READoc: A Unified Benchmark for Realistic Document Structured Extraction
This addresses the problem of fragmented benchmarks for researchers in document AI, though it is incremental as it builds on existing DSE tasks.
The paper tackles the lack of unified evaluation for Document Structured Extraction (DSE) systems by introducing READoc, a benchmark derived from 3,576 real-world documents, and identifies gaps in current approaches through a comprehensive evaluation suite.

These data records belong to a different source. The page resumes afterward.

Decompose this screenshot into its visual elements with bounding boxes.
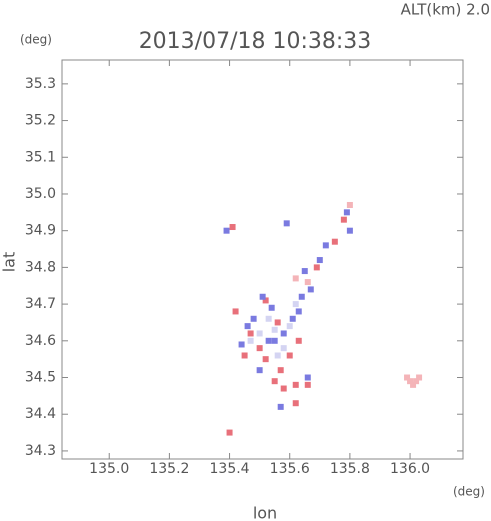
echo-point [286,323,293,330]
x-tick-label: 135.4 [210,461,250,477]
x-tick-label: 135.6 [270,461,310,477]
echo-point [262,356,269,363]
echo-point [256,345,263,352]
echo-point [280,330,287,337]
echo-point [407,378,414,385]
y-unit: (deg) [20,33,52,47]
echo-point [292,381,299,388]
echo-point [283,220,290,227]
echo-point [280,345,287,352]
echo-point [298,293,305,300]
echo-point [316,257,323,264]
echo-point [413,378,420,385]
echo-point [410,381,417,388]
echo-point [280,385,287,392]
echo-point [247,337,254,344]
echo-point [274,352,281,359]
echo-point [292,400,299,407]
echo-point [229,224,236,231]
y-tick-label: 35.0 [25,186,56,202]
echo-point [343,209,350,216]
y-tick-label: 34.5 [25,370,56,386]
echo-point [232,308,239,315]
y-tick-label: 34.4 [25,406,56,422]
echo-point [244,323,251,330]
x-tick-label: 135.2 [149,461,189,477]
echo-point [268,304,275,311]
y-tick-label: 34.9 [25,223,56,239]
x-tick-label: 135.8 [330,461,370,477]
echo-point [416,374,423,381]
echo-point [295,308,302,315]
echo-point [226,429,233,436]
echo-point [307,286,314,293]
echo-point [265,315,272,322]
y-tick-label: 34.7 [25,296,56,312]
echo-point [265,337,272,344]
echo-point [304,279,311,286]
y-tick-label: 34.6 [25,333,56,349]
y-tick-label: 35.2 [25,113,56,129]
echo-point [404,374,411,381]
echo-point [313,264,320,271]
echo-point [295,337,302,344]
echo-point [346,201,353,208]
chart-title: 2013/07/18 10:38:33 [139,29,372,54]
echo-point [271,337,278,344]
x-tick-label: 136.0 [390,461,430,477]
echo-point [292,275,299,282]
echo-point [241,352,248,359]
echo-point [256,330,263,337]
y-tick-label: 35.3 [25,76,56,92]
echo-point [271,326,278,333]
echo-point [277,367,284,374]
annotation: ALT(km) 2.0 [401,1,490,19]
echo-point [304,381,311,388]
echo-point [304,374,311,381]
y-axis-label: lat [0,252,19,273]
echo-point [238,341,245,348]
y-tick-label: 35.1 [25,149,56,165]
x-tick-label: 135.0 [89,461,129,477]
echo-point [277,403,284,410]
echo-point [292,301,299,308]
echo-point [286,352,293,359]
x-axis-label: lon [253,504,277,521]
y-tick-label: 34.8 [25,259,56,275]
echo-point [256,367,263,374]
echo-point [271,378,278,385]
echo-point [340,216,347,223]
echo-point [274,319,281,326]
echo-point [223,227,230,234]
echo-point [331,238,338,245]
y-tick-label: 34.3 [25,443,56,459]
echo-point [250,315,257,322]
echo-point [346,227,353,234]
echo-point [289,315,296,322]
echo-point [322,242,329,249]
plot-frame [61,59,464,460]
echo-point [247,330,254,337]
echo-point [301,268,308,275]
echo-point [259,293,266,300]
echo-point [262,297,269,304]
x-unit: (deg) [453,485,485,499]
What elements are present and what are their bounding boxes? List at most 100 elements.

Document Structured Extraction (DSE) aims to extract structured content from raw documents. Despite the emergence of numerous DSE systems, their unified evaluation remains inadequate, significantly hindering the field's advancement. This problem is largely attributed to existing benchmark paradigms, which exhibit fragmented and localized characteristics. To address these limitations and offer a thorough evaluation of DSE systems, we introduce a novel benchmark named READoc, which defines DSE as a realistic task of converting unstructured PDFs into semantically rich Markdown. The READoc dataset is derived from 3,576 diverse and real-world documents from arXiv, GitHub, and Zenodo. In addition, we develop a DSE Evaluation S$^3$uite comprising Standardization, Segmentation and Scoring modules, to conduct a unified evaluation of state-of-the-art DSE approaches. By evaluating a range of pipeline tools, expert visual models, and general VLMs, we identify the gap between current work and the unified, realistic DSE objective for the first time. We aspire that READoc will catalyze future research in DSE, fostering more comprehensive and practical solutions.